Monday, November 26, 2007
Peter Costello at close quarters
Costello "liked to weild the power that had been bestowed upon him.”
There was “an implicit threat of unspecified retaliation”
Question time has lost its spark. No-one in parliament could hold a candle to Peter Costello as an entertainer.
All the talk about him “throwing the switch to vaudeville” if ever he became leader ignored the fact that vaudeville was what he did.
His daily routines whenever the parliament was sitting made watching a thrill.
Without Peter Costello making people laugh and taking them along with him for the kill the new Opposition will lack oomph. Whoever else is elected leader may well be good, but in terms of parliamentary pizzazz will be no Peter Costello.
However, as a winner of hearts and minds in his role as Treasurer Peter Costello has cost the Coalition dearly...
Saul Eslake is the chief economist of the ANZ bank. He hasn’t felt free to tell this story until today.
He made it known to me and a number of other people some time ago on the condition that that nothing was printed until either he or Peter Costello was no longer in his job.
As Eslake put it to me in an email: “much as I would love to see this brought to the attention of a wider audience, I obviously can't allow that to happen in circumstances where Costello could inflict damage on the ANZ”.
Outwardly relations between the ANZ and Peter Costello have been good. His wife Tanya Costello is a senior manager with ANZ Philanthropy Partners.
But beneath the surface things have been tense.
In February 2002 Eslake was asked at a chartered accountants conference whether the Howard government had ever engaged in creative accounting.
He replied that it had: in its accounting treatment of the GST; in its timing of Reserve Bank dividend payments; and in using its sell-off of Canberra buildings to appear to improve its underlying cash surplus when it has really improved little.
But he stressed that what it had done had been “no worse than any previous government".
Saul Eslake says Peter Costello phoned the ANZ head John McFarlane and threatened to take what McFarlane subsequently described as “regulatory action which ANZ would not like” if Eslake said that sort of thing again.
Eslake says a member of the Treasurer’s staff also sent a copy of a news report about Eslake to the chairman of the ANZ Charles Goode with an offending quote circled.
McFarlane asked Eslake to ring Costello “to square things off” but Costello wouldn't take the call.
Eslake has told me that “since then there have been other examples where Costello's office has complained to McFarlane's office, or to our media relations people, about things which I have said in terms which have conveyed an implicit threat of unspecified retaliation”.
I know of another chief economist who has described similar behaviour on the Treasurer’s part.
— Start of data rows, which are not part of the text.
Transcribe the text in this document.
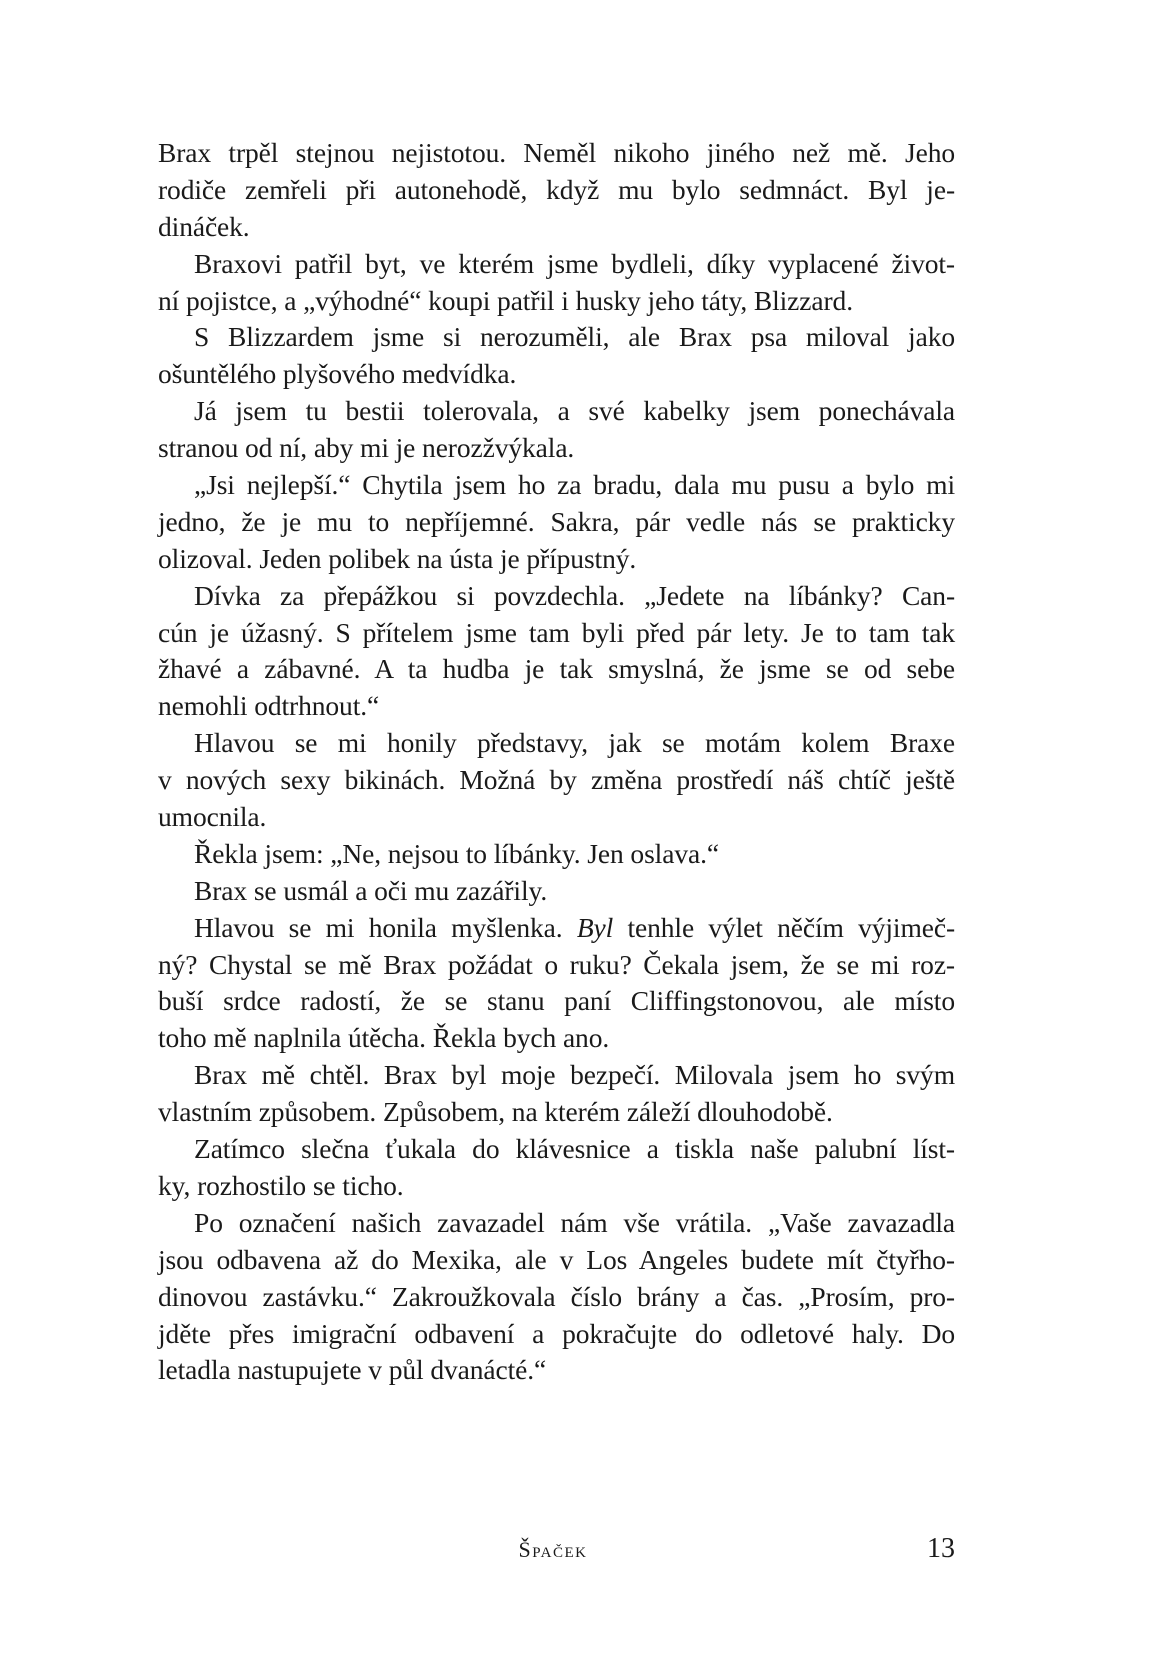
Brax trpěl stejnou nejistotou. Neměl nikoho jiného než mě. Jeho
rodiče zemřeli při autonehodě, když mu bylo sedmnáct. Byl je-
dináček.
Braxovi patřil byt, ve kterém jsme bydleli, díky vyplacené život-
ní pojistce, a „výhodné“ koupi patřil i husky jeho táty, Blizzard.
S Blizzardem jsme si nerozuměli, ale Brax psa miloval jako
ošuntělého plyšového medvídka.
Já jsem tu bestii tolerovala, a své kabelky jsem ponechávala
stranou od ní, aby mi je nerozžvýkala.
„Jsi nejlepší.“ Chytila jsem ho za bradu, dala mu pusu a bylo mi
jedno, že je mu to nepříjemné. Sakra, pár vedle nás se prakticky
olizoval. Jeden polibek na ústa je přípustný.
Dívka za přepážkou si povzdechla. „Jedete na líbánky? Can-
cún je úžasný. S přítelem jsme tam byli před pár lety. Je to tam tak
žhavé a zábavné. A ta hudba je tak smyslná, že jsme se od sebe
nemohli odtrhnout.“
Hlavou se mi honily představy, jak se motám kolem Braxe
v nových sexy bikinách. Možná by změna prostředí náš chtíč ještě
umocnila.
Řekla jsem: „Ne, nejsou to líbánky. Jen oslava.“
Brax se usmál a oči mu zazářily.
Hlavou se mi honila myšlenka. Byl tenhle výlet něčím výjimeč-
ný? Chystal se mě Brax požádat o ruku? Čekala jsem, že se mi roz-
buší srdce radostí, že se stanu paní Cliffingstonovou, ale místo
toho mě naplnila útěcha. Řekla bych ano.
Brax mě chtěl. Brax byl moje bezpečí. Milovala jsem ho svým
vlastním způsobem. Způsobem, na kterém záleží dlouhodobě.
Zatímco slečna ťukala do klávesnice a tiskla naše palubní líst-
ky, rozhostilo se ticho.
Po označení našich zavazadel nám vše vrátila. „Vaše zavazadla
jsou odbavena až do Mexika, ale v Los Angeles budete mít čtyřho-
dinovou zastávku.“ Zakroužkovala číslo brány a čas. „Prosím, pro-
jděte přes imigrační odbavení a pokračujte do odletové haly. Do
letadla nastupujete v půl dvanácté.“
Špaček	13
He has told me that he was asked to leave his job as a result.
I put Eslake’s claims to the Treasurer’s office last night but received no response.
In his negotiations with political stakeholders the man who was able to captivate parliament proved similarly unsubtle.
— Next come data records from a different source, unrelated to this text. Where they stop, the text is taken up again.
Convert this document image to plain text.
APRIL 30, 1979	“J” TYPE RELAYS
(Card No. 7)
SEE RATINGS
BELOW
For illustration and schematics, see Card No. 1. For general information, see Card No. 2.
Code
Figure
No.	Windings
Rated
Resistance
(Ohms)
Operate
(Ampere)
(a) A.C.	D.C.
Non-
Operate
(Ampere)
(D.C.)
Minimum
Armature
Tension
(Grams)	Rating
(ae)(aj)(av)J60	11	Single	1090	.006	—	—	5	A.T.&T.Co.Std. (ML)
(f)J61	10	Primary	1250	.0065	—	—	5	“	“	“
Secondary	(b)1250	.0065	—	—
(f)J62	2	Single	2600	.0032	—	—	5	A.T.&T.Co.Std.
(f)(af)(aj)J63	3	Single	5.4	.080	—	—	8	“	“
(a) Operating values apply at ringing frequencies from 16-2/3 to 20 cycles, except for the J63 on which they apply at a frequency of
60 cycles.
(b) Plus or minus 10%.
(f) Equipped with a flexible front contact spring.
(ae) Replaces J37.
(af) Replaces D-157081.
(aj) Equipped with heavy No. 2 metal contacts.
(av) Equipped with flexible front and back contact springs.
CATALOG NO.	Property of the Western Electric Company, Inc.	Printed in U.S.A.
Richard Denniss is these days the chief of staff for the Greens’ leader Bob Brown. In 2002 he was the chief of staff to the then Democrats’ leader Natasha Stott Despoja. In Mr Costello’s budget speech that year he had announced that pensioners and other concession card holders would have to pay more for their medicines. Their co-payment would climb from $3.60 to $4.60 per prescription.
The Democrats said they would oppose the measure in the Senate. Some weeks later Senator Stott Despoja and Dr Denniss were summoned to the Peter Costello’s office.
Denniss says Costello took them through page after page of laminated graphs, talking at them for the best part of an hour. The Treasurer seemed surprised to discover that they hadn’t been won over.
“At one point Costello said: Natasha, you don’t appear to understand the numbers. To which she replied: I do understand the numbers Peter, you don’t have them in the Senate and you won’t be passing this bill”.
A few days later the two were summoned to the Prime Minister’s office. Denniss says he had expected Mr Howard to be even worse.
Instead they found Howard “effusive in apologising for being late, come in sit down, can I get you a cup of tea – lots of chit chat, lots of actual conversation”.
The Prime Minister said “I know you spoke to the Treasurer last week and I’m sure he showed you all his graphs” and I understand your position: “we are trying to drive up the price of medicine for sick people, of course the Democrats are going to oppose it”.
And then he said: “How about ten cents? That wouldn’t hurt anyone.” “It absolutely floored us.”
Howard said: “Natasha, you’re the leader, I’m the leader, can’t we just settle this right now?”
Denniss says he found the Prime Minister almost impossible to resist. “His genius was to make us feel powerful.”
Costello by contrast “wanted to wield the power that had been bestowed upon him.”
As a student Peter Costello studied law rather than economics. He mastered his portfolio in the impressive way that lawyers master briefs. Observing him during several budgets I have never seen him excited about economics. But I have seen his eyes light up at the mention of commercial law.
As Australia’s longest-serving Treasurer and the Howard government’s best parliamentary performer Peter Costello had many of the qualities needed to be a great Treasurer. But perhaps not all.